Richtlijn 2001/17/EG is voornamelijk bedoeld om consumenten
in geval van liquidatie van verzekeringsondernemingen te beschermen. De uiterste termijn voor omzetting van de
richtlijn in nationaal recht was 20 april 2003.
Sinds die datum heeft de Commissie alle bij
artikel 226 van het Verdrag voorgeschreven procedurele stappen genomen om de zaken bij het Hof aanhangig te
maken (aanmaningsbrieven, gevolgd door met redenen omklede adviezen). De snelheid waarmee deze procedure ten
uitvoer wordt gelegd toont aan dat de Commissie vastbesloten is ervoor te zorgen dat de lidstaten de maatregelen
waartoe zij zelf in de Raad hebben besloten, correct en tijdig ten uitvoer leggen. In het najaar van 2003 werden
inbreukprocedures tegen vijf andere lidstaten Denemarken, Ierland, Italië, Portugal en Oostenrijk beëindigd
nadat deze landen de Commissie de nationale maatregelen hadden meegedeeld die zij hadden vastgesteld om de
richtlijn ten uitvoer te leggen. Ook Duitsland heeft zeer onlangs zijn maatregelen meegedeeld.
Overeenkomstig deze richtlijn dient in geval van de liquidatie van een gefailleerde verzekeringsonderneming
met bijkantoren in andere lidstaten een geheel van procedures te worden gevolgd die worden geopend in de
lidstaat waar de verzekeringsonderneming haar statutaire zetel heeft ("de lidstaat van herkomst"), en is hierbij
één en dezelfde faillissementswet van toepassing die van het land van herkomst. Deze benadering strookt met het
beginsel van toezicht door het land van herkomst dat de grondslag voor de verzekeringsrichtlijnen van de EU
vormt. Bovendien waarborgt de richtlijn de bescherming van schuldeisers uit hoofde van verzekering (zoals
polishouders en verzekerde personen) door hun een voorkeursbehandeling te verlenen wanneer een
verzekeringsonderneming wordt geliquideerd.
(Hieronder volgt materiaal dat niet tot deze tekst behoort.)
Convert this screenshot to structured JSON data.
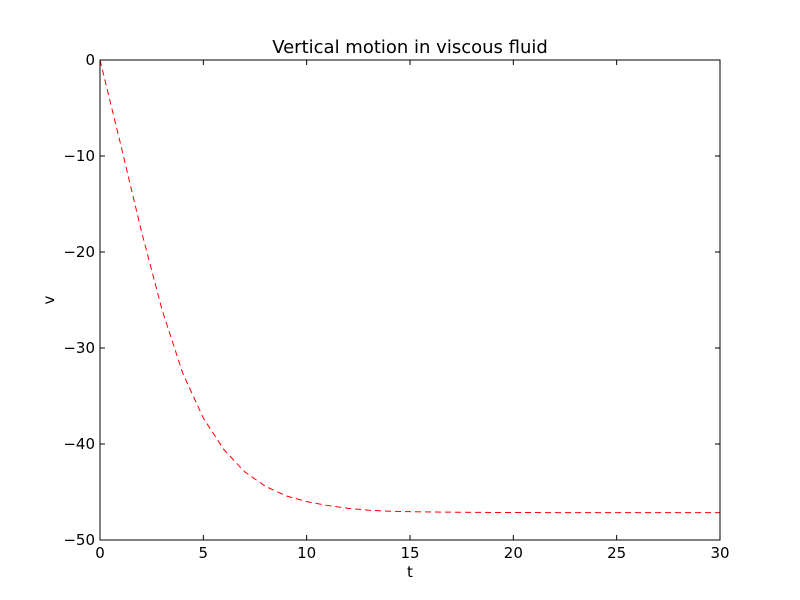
{
  "chart_data": {
    "type": "line",
    "title": "Vertical motion in viscous fluid",
    "xlabel": "t",
    "ylabel": "v",
    "xlim": [
      0,
      30
    ],
    "ylim": [
      -50,
      0
    ],
    "xticks": [
      0,
      5,
      10,
      15,
      20,
      25,
      30
    ],
    "yticks": [
      0,
      -10,
      -20,
      -30,
      -40,
      -50
    ],
    "xtick_labels": [
      "0",
      "5",
      "10",
      "15",
      "20",
      "25",
      "30"
    ],
    "ytick_labels": [
      "0",
      "−10",
      "−20",
      "−30",
      "−40",
      "−50"
    ],
    "grid": false,
    "series": [
      {
        "color": "#ff0000",
        "linestyle": "dashed",
        "x": [
          0,
          1,
          2,
          3,
          4,
          5,
          6,
          7,
          8,
          9,
          10,
          11,
          12,
          13,
          14,
          15,
          16,
          17,
          18,
          19,
          20,
          21,
          22,
          23,
          24,
          25,
          26,
          27,
          28,
          29,
          30
        ],
        "y": [
          0,
          -8.8,
          -17.8,
          -26.0,
          -32.6,
          -37.3,
          -40.6,
          -42.9,
          -44.4,
          -45.4,
          -46.0,
          -46.4,
          -46.7,
          -46.9,
          -47.0,
          -47.05,
          -47.08,
          -47.1,
          -47.12,
          -47.13,
          -47.14,
          -47.14,
          -47.15,
          -47.15,
          -47.15,
          -47.15,
          -47.15,
          -47.15,
          -47.15,
          -47.15,
          -47.15
        ]
      }
    ]
  }
}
Indien EU-richtlijnen niet vóór de uiterste
termijnen die door de lidstaten zelf zijn vastgesteld in nationale wetgeving worden omgezet, ontstaat een
ongelijke concurrentiesituatie en wordt het concurrentievermogen van de economie van de EU als geheel aangetast.
De Commissie heeft op 12 januari aangekondigd (zie IP/04/33) dat slechts vijf lidstaten
(Denemarken, Spanje, Ierland, Finland en het VK) het door de Europese Raad gestelde doel hadden bereikt en hun
omzettingsachterstand - het percentage in werking getreden interne-marktrichtlijnen dat op de overeengekomen
datum nog niet in nationaal recht is omgezet onder 1,5% hadden gehouden. Van de lidstaten die in verband met de
verzekeringsrichtlijn voor het Hof worden gedaagd, hebben België, Griekenland, Frankrijk en Luxemburg alle een
omzettingsachterstand van 3% of meer.